Das ist ange­sichts der vie­len Kri­sen natür­lich leich­ter gesagt als getan. Der Trump­sche Wahn­sinn geht 2026 wei­ter, ja man hat das Gefühl, die Dyna­mik, mit der die Welt sich ändert, nimmt sogar noch zu. Es ist eine Bin­se: aber wir müs­sen akzep­tie­ren, dass das Busi­ness unbe­re­chen­bar bleibt und per­ma­nen­te Ver­än­de­rung das neue Nor­mal ist. Letzt­lich bleibt uns nichts ande­res übrig, unse­re Geschäfts­mo­del­le und Orga­ni­sa­tio­nen so wei­ter­zu­ent­wi­ckeln, dass sie mit dem rapi­den poli­tisch, wirt­schaft­lich und tech­no­lo­gisch getrie­be­nen Ver­än­de­rungs­tem­po Schritt hal­ten kön­nen.

Selbst Google fürchtet, wegen ChatGPT & Co irrelevant zu werden

Apro­pos Tech­no­lo­gie: Par­al­lel zur Pit­ti fand Anfang die­ser Woche in New York die NRF statt. Das ist die Jah­res­ta­gung des US-ame­ri­ka­ni­schen Ein­zel­han­dels­ver­bands, des Pen­dants zum deut­schen HDE. Als ich vor über 25 Jah­ren das ers­te Mal dort war, wähn­te ich mich eher auf der Cebit (Gott hab sie selig) als auf einem Han­dels­kon­gress – bei "Retail's Big Show" ging es damals bereits prak­tisch aus­schließ­lich um Tech­no­lo­gien.

Die­ses Jahr pro­mo­te­te Goog­le-CEO Sun­dar Pichai in New York sein neu­es ‚Uni­ver­sal Com­mer­ce Pro­to­col‘ (UCP).

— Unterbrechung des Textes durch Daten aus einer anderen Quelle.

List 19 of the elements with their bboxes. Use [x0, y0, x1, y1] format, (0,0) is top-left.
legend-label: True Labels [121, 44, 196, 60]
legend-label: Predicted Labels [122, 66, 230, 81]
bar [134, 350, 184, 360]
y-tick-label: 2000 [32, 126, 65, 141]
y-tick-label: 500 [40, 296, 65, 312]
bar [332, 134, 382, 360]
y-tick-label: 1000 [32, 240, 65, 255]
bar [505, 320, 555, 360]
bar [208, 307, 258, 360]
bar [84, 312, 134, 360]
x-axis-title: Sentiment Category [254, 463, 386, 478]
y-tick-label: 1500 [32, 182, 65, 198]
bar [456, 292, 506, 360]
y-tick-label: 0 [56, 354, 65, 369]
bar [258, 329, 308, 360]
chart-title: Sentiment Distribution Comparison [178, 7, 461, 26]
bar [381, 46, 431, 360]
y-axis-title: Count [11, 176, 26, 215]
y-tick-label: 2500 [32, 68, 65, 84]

Seit­her kennt die Retail Tech-Sze­ne kein ande­res The­ma. Was dar­aus folgt, hat Ste­fan Wen­zel am Diens­tag auf pro­fa­shio­nals sehr ver­ständ­lich aus­ge­führt. Dass Goo­gles Ober­boss sich höchst­per­sön­lich die Ehre gab, zeigt nicht zuletzt, wel­che Bedeu­tung der Such­ma­schi­nen­kon­zern sei­ner neu­en AI-Com­mer­ce-Infra­struk­tur bei­misst.

Es ist schon eine denk­wür­di­ge Koin­zi­denz. Wäh­rend die Ein­käu­fer in Flo­renz wie seit eh und je ihr Gehirn­schmalz dar­auf ver­wen­den, WAS sie im kom­men­den Herbst/Winter in ihren Läden und Web­shops ver­kau­fen sol­len, ver­han­deln die Techi­es in New York, WIE Han­del und Indus­trie künf­tig ver­kau­fen wer­den.

Und an WEN wir ver­kau­fen wer­den. Die Online Retail­er mögen im ver­gan­ge­nen Jahr­zehnt die gro­ßen Gewin­ner gewe­sen sein. Aber auch Zalan­do & Co müs­sen sich jetzt Sor­gen machen, den Kun­den­zu­gang dem­nächst an AI-Agents zu ver­lie­ren.

Dass selbst Goog­le fürch­tet, wegen ChatGPT & Co irrele­vant zu wer­den, ist frei­lich ein schwa­cher Trost.